La Fondation Boghossian – Villa Empain est exceptionnellement fermée le jeudi 20 juin. Nous vous remercions de votre compréhension et nous réjouissons de vous accueillir dès le vendredi 21 juin et jusqu’au 8 septembre pour la visite de l’exposition Josef et Anni Albers.

« Quelque part, au-delà du bien et du mal, il y a un jardin. Je t’y rejoindrai. »
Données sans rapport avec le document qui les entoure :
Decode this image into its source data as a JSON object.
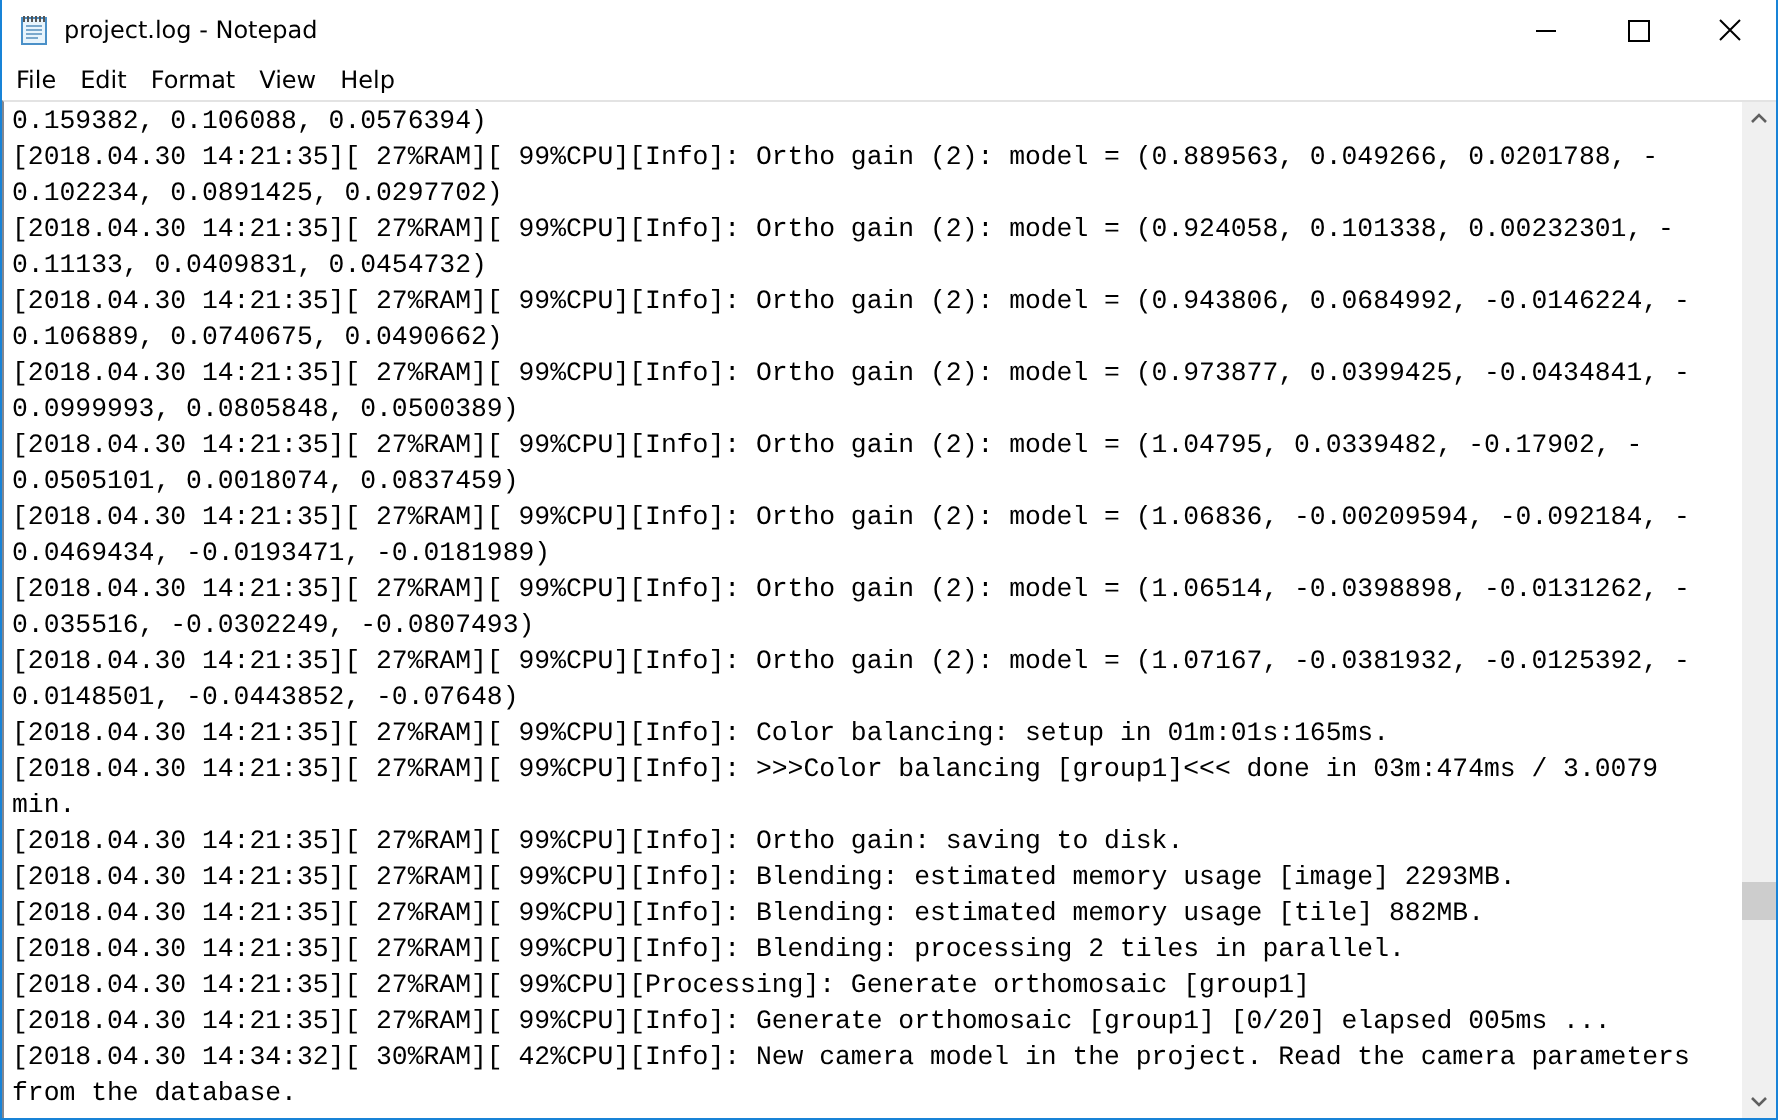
{
  "window": {
    "title": "project.log - Notepad"
  },
  "menu": [
    "File",
    "Edit",
    "Format",
    "View",
    "Help"
  ],
  "lines": [
    "0.159382, 0.106088, 0.0576394)",
    "[2018.04.30 14:21:35][ 27%RAM][ 99%CPU][Info]: Ortho gain (2): model = (0.889563, 0.049266, 0.0201788, -",
    "0.102234, 0.0891425, 0.0297702)",
    "[2018.04.30 14:21:35][ 27%RAM][ 99%CPU][Info]: Ortho gain (2): model = (0.924058, 0.101338, 0.00232301, -",
    "0.11133, 0.0409831, 0.0454732)",
    "[2018.04.30 14:21:35][ 27%RAM][ 99%CPU][Info]: Ortho gain (2): model = (0.943806, 0.0684992, -0.0146224, -",
    "0.106889, 0.0740675, 0.0490662)",
    "[2018.04.30 14:21:35][ 27%RAM][ 99%CPU][Info]: Ortho gain (2): model = (0.973877, 0.0399425, -0.0434841, -",
    "0.0999993, 0.0805848, 0.0500389)",
    "[2018.04.30 14:21:35][ 27%RAM][ 99%CPU][Info]: Ortho gain (2): model = (1.04795, 0.0339482, -0.17902, -",
    "0.0505101, 0.0018074, 0.0837459)",
    "[2018.04.30 14:21:35][ 27%RAM][ 99%CPU][Info]: Ortho gain (2): model = (1.06836, -0.00209594, -0.092184, -",
    "0.0469434, -0.0193471, -0.0181989)",
    "[2018.04.30 14:21:35][ 27%RAM][ 99%CPU][Info]: Ortho gain (2): model = (1.06514, -0.0398898, -0.0131262, -",
    "0.035516, -0.0302249, -0.0807493)",
    "[2018.04.30 14:21:35][ 27%RAM][ 99%CPU][Info]: Ortho gain (2): model = (1.07167, -0.0381932, -0.0125392, -",
    "0.0148501, -0.0443852, -0.07648)",
    "[2018.04.30 14:21:35][ 27%RAM][ 99%CPU][Info]: Color balancing: setup in 01m:01s:165ms.",
    "[2018.04.30 14:21:35][ 27%RAM][ 99%CPU][Info]: >>>Color balancing [group1]<<< done in 03m:474ms / 3.0079",
    "min.",
    "[2018.04.30 14:21:35][ 27%RAM][ 99%CPU][Info]: Ortho gain: saving to disk.",
    "[2018.04.30 14:21:35][ 27%RAM][ 99%CPU][Info]: Blending: estimated memory usage [image] 2293MB.",
    "[2018.04.30 14:21:35][ 27%RAM][ 99%CPU][Info]: Blending: estimated memory usage [tile] 882MB.",
    "[2018.04.30 14:21:35][ 27%RAM][ 99%CPU][Info]: Blending: processing 2 tiles in parallel.",
    "[2018.04.30 14:21:35][ 27%RAM][ 99%CPU][Processing]: Generate orthomosaic [group1]",
    "[2018.04.30 14:21:35][ 27%RAM][ 99%CPU][Info]: Generate orthomosaic [group1] [0/20] elapsed 005ms ...",
    "[2018.04.30 14:34:32][ 30%RAM][ 42%CPU][Info]: New camera model in the project. Read the camera parameters",
    "from the database."
  ]
}
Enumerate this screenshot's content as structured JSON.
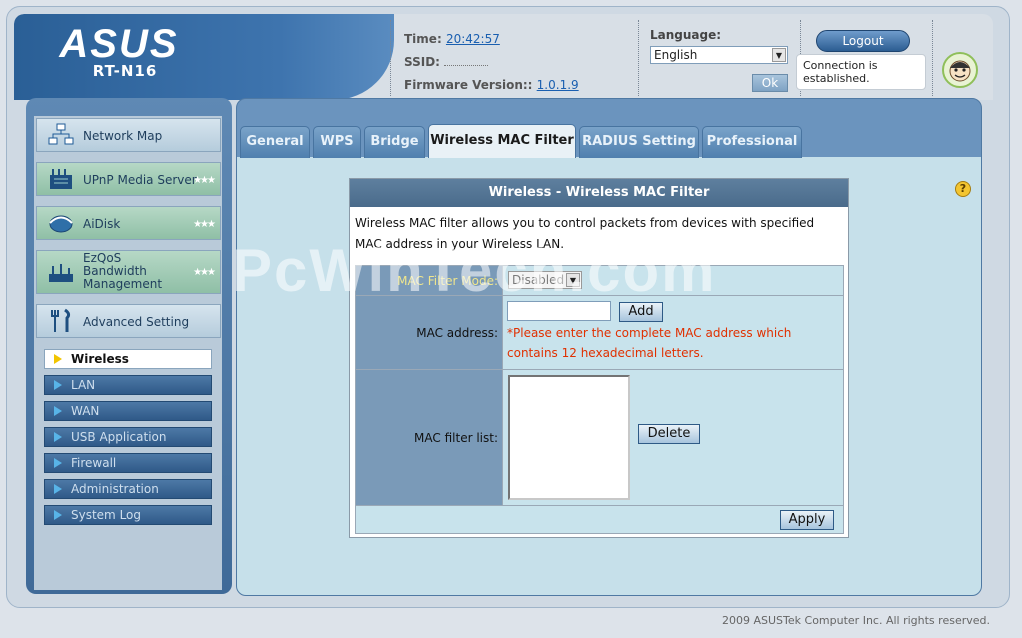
{
  "header": {
    "brand": "ASUS",
    "model": "RT-N16",
    "time_label": "Time:",
    "time_value": "20:42:57",
    "ssid_label": "SSID:",
    "ssid_value": "",
    "firmware_label": "Firmware Version::",
    "firmware_value": "1.0.1.9",
    "language_label": "Language:",
    "language_selected": "English",
    "ok_label": "Ok",
    "logout_label": "Logout",
    "connection_status": "Connection is established."
  },
  "sidebar": {
    "main_items": [
      {
        "label": "Network Map",
        "icon": "network-map-icon"
      },
      {
        "label": "UPnP Media Server",
        "icon": "media-server-icon"
      },
      {
        "label": "AiDisk",
        "icon": "disk-icon"
      },
      {
        "label": "EzQoS Bandwidth Management",
        "icon": "qos-icon"
      },
      {
        "label": "Advanced Setting",
        "icon": "tools-icon"
      }
    ],
    "sub_items": [
      {
        "label": "Wireless",
        "active": true
      },
      {
        "label": "LAN",
        "active": false
      },
      {
        "label": "WAN",
        "active": false
      },
      {
        "label": "USB Application",
        "active": false
      },
      {
        "label": "Firewall",
        "active": false
      },
      {
        "label": "Administration",
        "active": false
      },
      {
        "label": "System Log",
        "active": false
      }
    ]
  },
  "tabs": [
    {
      "label": "General",
      "active": false
    },
    {
      "label": "WPS",
      "active": false
    },
    {
      "label": "Bridge",
      "active": false
    },
    {
      "label": "Wireless MAC Filter",
      "active": true
    },
    {
      "label": "RADIUS Setting",
      "active": false
    },
    {
      "label": "Professional",
      "active": false
    }
  ],
  "panel": {
    "title": "Wireless - Wireless MAC Filter",
    "description": "Wireless MAC filter allows you to control packets from devices with specified MAC address in your Wireless LAN.",
    "filter_mode_label": "MAC Filter Mode:",
    "filter_mode_value": "Disabled",
    "mac_address_label": "MAC address:",
    "add_label": "Add",
    "warning": "*Please enter the complete MAC address which contains 12 hexadecimal letters.",
    "mac_list_label": "MAC filter list:",
    "delete_label": "Delete",
    "apply_label": "Apply"
  },
  "footer": "2009 ASUSTek Computer Inc. All rights reserved.",
  "watermark": "PcWinTech.com",
  "help_symbol": "?"
}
Djalâl ad-Dîn Muhammad Rûmî

« Le jardin traditionnel des Persans était un espace sacré qui devait réunir à l’intérieur de son rectangle quatre parties représentant les quatre parties du monde, avec un espace plus sacré encore que les autres qui était comme l’ombilic, le nombril du monde en son milieu, (c’est là qu’étaient la vasque et le jet d’eau) ; et toute la végétation du jardin devait se répartir dans cet espace, dans cette sorte de microcosme. Quant aux tapis, ils étaient, à l’origine, des reproductions des jardins. Le jardin, c’est un tapis où le monde tout entier vient accomplir sa perfection symbolique, et le tapis, c’est une sorte de jardin mobile à travers l’espace. Le jardin, c’est la plus petite parcelle du monde et puis, c’est la totalité du monde. »

Michel Foucault

 

Le tapis volant a été pendant longtemps un moyen symbolique de parcourir le monde.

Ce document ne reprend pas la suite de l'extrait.